Prompt Queue Backpressure

Summary

qwen serve now applies per-session prompt admission backpressure. The default limit is 5 pending prompts per session. A pending prompt is one that the daemon has accepted through sendPrompt and that has not settled yet, including prompts waiting in the per-session FIFO and the prompt currently executing.
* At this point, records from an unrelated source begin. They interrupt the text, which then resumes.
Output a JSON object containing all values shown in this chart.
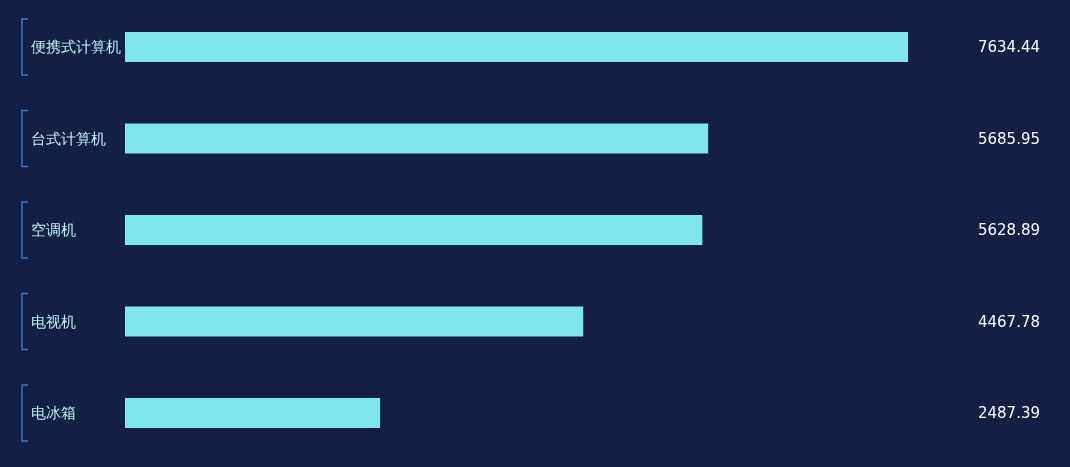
{
  "chart_data": {
    "type": "bar",
    "orientation": "horizontal",
    "categories": [
      "便携式计算机",
      "台式计算机",
      "空调机",
      "电视机",
      "电冰箱"
    ],
    "values": [
      7634.44,
      5685.95,
      5628.89,
      4467.78,
      2487.39
    ],
    "color": "#80e6ee",
    "data_labels": true
  }
}
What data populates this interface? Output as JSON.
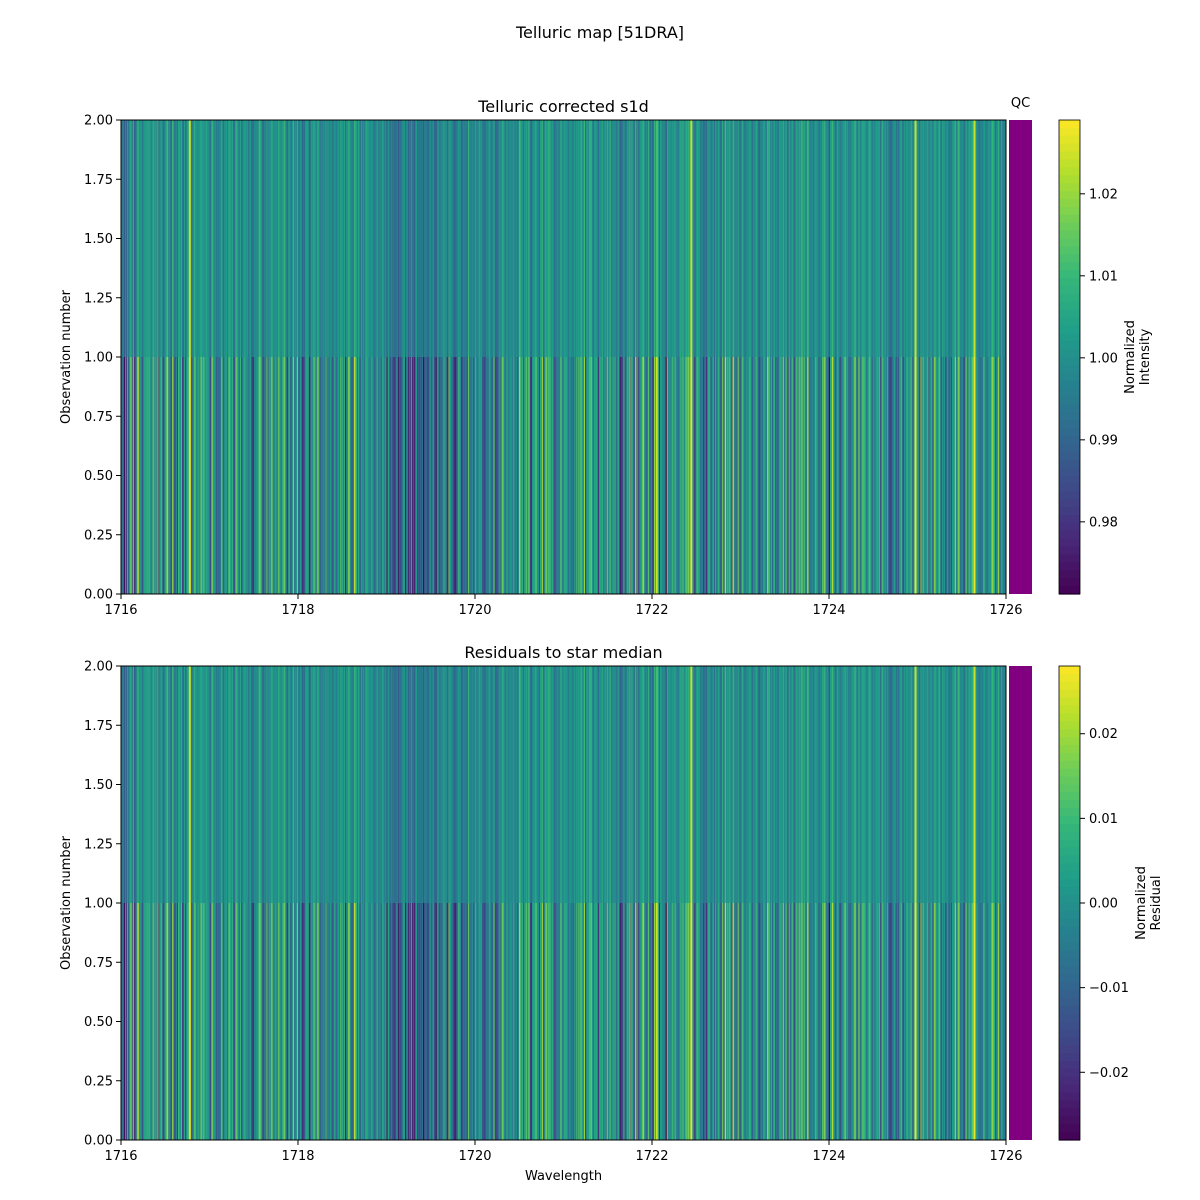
{
  "figure": {
    "suptitle": "Telluric map [51DRA]"
  },
  "chart_data": [
    {
      "type": "heatmap",
      "title": "Telluric corrected s1d",
      "xlabel": "",
      "ylabel": "Observation number",
      "xlim": [
        1716,
        1726
      ],
      "ylim": [
        0,
        2
      ],
      "x_ticks": [
        "1716",
        "1718",
        "1720",
        "1722",
        "1724",
        "1726"
      ],
      "y_ticks": [
        "0.00",
        "0.25",
        "0.50",
        "0.75",
        "1.00",
        "1.25",
        "1.50",
        "1.75",
        "2.00"
      ],
      "rows": [
        {
          "observation": 0,
          "y_range": [
            0,
            1
          ],
          "variation": "stronger"
        },
        {
          "observation": 1,
          "y_range": [
            1,
            2
          ],
          "variation": "weaker"
        }
      ],
      "colormap": "viridis",
      "qc_strip": {
        "label": "QC",
        "color": "#800080"
      },
      "colorbar": {
        "label_line1": "Normalized",
        "label_line2": "Intensity",
        "range": [
          0.9712,
          1.029
        ],
        "ticks": [
          "0.98",
          "0.99",
          "1.00",
          "1.01",
          "1.02"
        ]
      },
      "notable_bright_lines": [
        1716.78,
        1722.44,
        1724.98,
        1725.64
      ],
      "notable_dark_band": [
        1719.0,
        1719.8
      ]
    },
    {
      "type": "heatmap",
      "title": "Residuals to star median",
      "xlabel": "Wavelength",
      "ylabel": "Observation number",
      "xlim": [
        1716,
        1726
      ],
      "ylim": [
        0,
        2
      ],
      "x_ticks": [
        "1716",
        "1718",
        "1720",
        "1722",
        "1724",
        "1726"
      ],
      "y_ticks": [
        "0.00",
        "0.25",
        "0.50",
        "0.75",
        "1.00",
        "1.25",
        "1.50",
        "1.75",
        "2.00"
      ],
      "rows": [
        {
          "observation": 0,
          "y_range": [
            0,
            1
          ],
          "variation": "stronger"
        },
        {
          "observation": 1,
          "y_range": [
            1,
            2
          ],
          "variation": "weaker"
        }
      ],
      "colormap": "viridis",
      "qc_strip": {
        "label": "",
        "color": "#800080"
      },
      "colorbar": {
        "label_line1": "Normalized",
        "label_line2": "Residual",
        "range": [
          -0.028,
          0.028
        ],
        "ticks": [
          "−0.02",
          "−0.01",
          "0.00",
          "0.01",
          "0.02"
        ]
      },
      "notable_bright_lines": [
        1716.78,
        1722.44,
        1724.98,
        1725.64
      ],
      "notable_dark_band": [
        1719.0,
        1719.8
      ]
    }
  ]
}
branchSession remains serialized behind the same per-session FIFO, but it is not a prompt and does not consume this prompt limit.

Semantics

  • Default: maxPendingPromptsPerSession = 5.
  • Disabled: 0 or Infinity means unlimited.
  • Invalid: negative numbers, fractions, and NaN are rejected by bridge construction and runQwenServe. The CLI flag accepts non-negative integers; 0 disables the cap.
  • Authority: the bridge is the admission gate. SDK-side accounting is an early-fail guard, not a replacement for server enforcement.
  • Prompt deadline: --prompt-deadline-ms still applies only to prompts that were already accepted. It is not a queue admission cap.

Bridge Behavior

SessionEntry tracks pendingPromptCount. sendPrompt is intentionally not async, so the admission check can throw synchronously before HTTP routes return 202 Accepted.

Admission flow:

  1. Look up the session.
  2. Reject pre-aborted signals before incrementing the counter.
  3. If pendingPromptCount >= maxPendingPromptsPerSession, throw PromptQueueFullError.
  4. Increment the counter and enqueue the prompt on the FIFO.
  5. Release the slot exactly once when the caller-visible prompt promise settles.

Failures do not poison the FIFO because the queue tail still swallows each prompt result. The original caller still receives the prompt rejection.

HTTP Behavior

POST /session/:id/prompt catches synchronous PromptQueueFullError before emitting an accepted response. The route returns:

  • Status: 503
  • Header: Retry-After: 5
  • Body: { code: 'prompt_queue_full', error, sessionId, limit, pendingCount }

No promptId is returned when admission fails.

/capabilities advertises:

json
{
  "limits": {
    "maxPendingPromptsPerSession": 5
  }
}

When the cap is disabled, the advertised value is null.

ACP HTTP Behavior

The ACP JSON-RPC transport maps PromptQueueFullError to a stable error shape instead of falling through to an unstructured internal error:

json
{
  "data": {
    "errorKind": "prompt_queue_full",
    "sessionId": "...",
    "limit": 5,
    "pendingCount": 5
  }
}

SDK Behavior

DaemonClient has a local per-session reservation for prompt() calls. It reserves before sending the HTTP request and releases on:

  • legacy blocking 200 completion,
  • non-blocking 202 turn completion,
  • turn_error,
  • caller abort,
  • SSE end,
  • fetch or response parsing failure.

DaemonPendingPromptLimitError means the SDK rejected locally and did not send the prompt request.

The SDK option accepts the numeric capability value directly; null disables the local cap to match /capabilities.limits.maxPendingPromptsPerSession.

DaemonSessionClient applies the same local limit for the long-lived subscription path. Static createOrAttach, load, and resume keep their existing parameter positions; direct construction may override the local cap.